During the latter part of the eighteenth century and the early part of the nineteenth Philadelphia was the most important city in America. The historian McMaster says of it in 1784: “The city was then the greatest in the country. No other could boast of so many streets, so many houses, so many people, so much renown;” and Liancourt describes it in 1800 as “not only the finest city in the United States, but . . . one of the most beautiful cities of the world.” Philadelphia was the capital of Pennsylvania from 1683 until 1799, the seat of the Federal Government from 1790 to 1800, and the monetary centre of the country until 1836. (See Bank, Banking.) For many years, also, it was the intellectual and literary centre of the country. Here were published the first newspaper in the middle colonies, American Weekly Mercury (1719); the first secular magazine in North America, Ein geistliches Magazin (1764); the first daily newspaper in the United States, the Pennsylvania Packet (1784); the first American edition of the Bible in German (1743), and in English (1781), and the first religious weekly, Religious Remembrancer (1813). The most popular of the early American magazines—the Port Folio and the Analectic—were also published here.

Philadelphia took the lead in the early anti-slavery movement, the first formal protest against slavery in this country being made by four Germans of Germantown in 1688, the first Abolition convention being held here January 1, 1794, on the invitation of the Pennsylvania Abolition Society, and the American Anti-Slavery Society being founded here, under the leadership of Garrison, in 1833. In 1812 the water-works at Fairmount were begun and were finished in 1815. In 1832 nearly 1000 deaths resulted from Asiatic cholera. In May, 1838, an anti-Abolitionist mob destroyed Pennsylvania Hall, in which an Abolitionist meeting had been just held. In 1844 occurred the anti-Catholic riots, arising from the demand of the Catholics to be permitted to use the Douai instead of the King James Bible in the public schools. The anti-Catholics, or ‘Native Americans,’ burned Saint Michael's and Saint Augustine's churches, and caused much loss of life before they were put down by the militia. Gas was introduced in 1836, and the first telegraph line was established in April, 1846. On February 2, 1854, a consolidation act was passed by the Legislature, extending the city limits to the county boundaries, and uniting under one municipal government all the outlying districts, known as Southwark, Northern Liberties, Kensington, Spring Garden, Moyamensing, Penn, Richmond, West Philadelphia, and Belmont; also the boroughs of Germantown, Manayunk, and other townships. Philadelphia took an active part in the Civil War, and raised more than $1,000,000 by a sanitary fair in 1864. The centenary of American independence was celebrated in 1876 by the Centennial Exposition; the bi-centennial of the landing of William Penn in 1882; and the centennial of the signing of the Constitution in 1887.

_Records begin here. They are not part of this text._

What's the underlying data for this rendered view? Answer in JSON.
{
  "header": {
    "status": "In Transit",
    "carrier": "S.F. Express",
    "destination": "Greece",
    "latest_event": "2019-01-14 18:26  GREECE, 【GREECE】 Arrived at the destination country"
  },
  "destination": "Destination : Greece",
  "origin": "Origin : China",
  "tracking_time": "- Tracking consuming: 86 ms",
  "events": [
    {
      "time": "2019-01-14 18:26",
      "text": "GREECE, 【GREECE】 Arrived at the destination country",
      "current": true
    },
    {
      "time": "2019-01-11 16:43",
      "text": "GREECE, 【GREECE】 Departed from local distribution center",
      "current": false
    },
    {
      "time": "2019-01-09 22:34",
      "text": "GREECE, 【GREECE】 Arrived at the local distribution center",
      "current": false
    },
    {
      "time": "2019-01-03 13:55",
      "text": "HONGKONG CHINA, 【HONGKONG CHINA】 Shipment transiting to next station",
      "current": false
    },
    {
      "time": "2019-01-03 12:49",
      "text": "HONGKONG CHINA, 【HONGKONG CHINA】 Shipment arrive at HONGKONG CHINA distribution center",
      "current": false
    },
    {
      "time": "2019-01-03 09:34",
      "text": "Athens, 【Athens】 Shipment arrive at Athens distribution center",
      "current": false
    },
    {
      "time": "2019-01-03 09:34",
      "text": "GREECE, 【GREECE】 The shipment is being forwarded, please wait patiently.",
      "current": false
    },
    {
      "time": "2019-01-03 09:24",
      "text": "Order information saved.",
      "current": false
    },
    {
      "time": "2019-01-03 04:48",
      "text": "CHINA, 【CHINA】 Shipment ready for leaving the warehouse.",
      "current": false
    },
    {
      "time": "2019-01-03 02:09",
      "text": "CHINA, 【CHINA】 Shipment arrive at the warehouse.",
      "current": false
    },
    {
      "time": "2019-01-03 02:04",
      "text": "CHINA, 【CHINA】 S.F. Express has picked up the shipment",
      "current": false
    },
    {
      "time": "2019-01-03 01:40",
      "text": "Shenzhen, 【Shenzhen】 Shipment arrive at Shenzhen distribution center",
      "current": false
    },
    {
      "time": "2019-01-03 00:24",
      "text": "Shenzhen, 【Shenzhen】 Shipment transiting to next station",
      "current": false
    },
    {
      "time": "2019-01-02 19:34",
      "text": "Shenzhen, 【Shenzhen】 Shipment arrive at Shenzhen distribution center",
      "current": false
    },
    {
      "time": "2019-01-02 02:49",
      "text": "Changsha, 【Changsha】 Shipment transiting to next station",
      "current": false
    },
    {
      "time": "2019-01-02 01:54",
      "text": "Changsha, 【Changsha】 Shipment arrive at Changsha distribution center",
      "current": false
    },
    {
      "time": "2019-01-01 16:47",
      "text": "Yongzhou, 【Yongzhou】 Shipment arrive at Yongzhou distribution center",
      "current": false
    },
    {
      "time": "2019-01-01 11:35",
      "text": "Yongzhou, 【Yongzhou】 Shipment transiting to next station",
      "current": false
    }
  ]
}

Bibliography. Hazard (editor), Watson's Annals (Philadelphia, 1884); Scharf and Westcott, History of Philadelphia, 1609-1884 (ib., 1884); Allinson and Penrose, Philadelphia, 1681-1887 (ib., 1887); Trades League, The Book of Philadelphia, 1894 (ib., 1894); Repplier, Philadelphia, the Place and the People (New York, 1895); Young, Memorial History (ib., 1895); Fisher, The Making of Pennsylvania (Philadelphia, 1896); id., Chapters in Pennsylvania, Colony and Commonwealth (ib., 1897); Rhoades, The Story of Philadelphia (New York, 1900); King, Philadelphia and Notable Philadelphians (ib., 1902).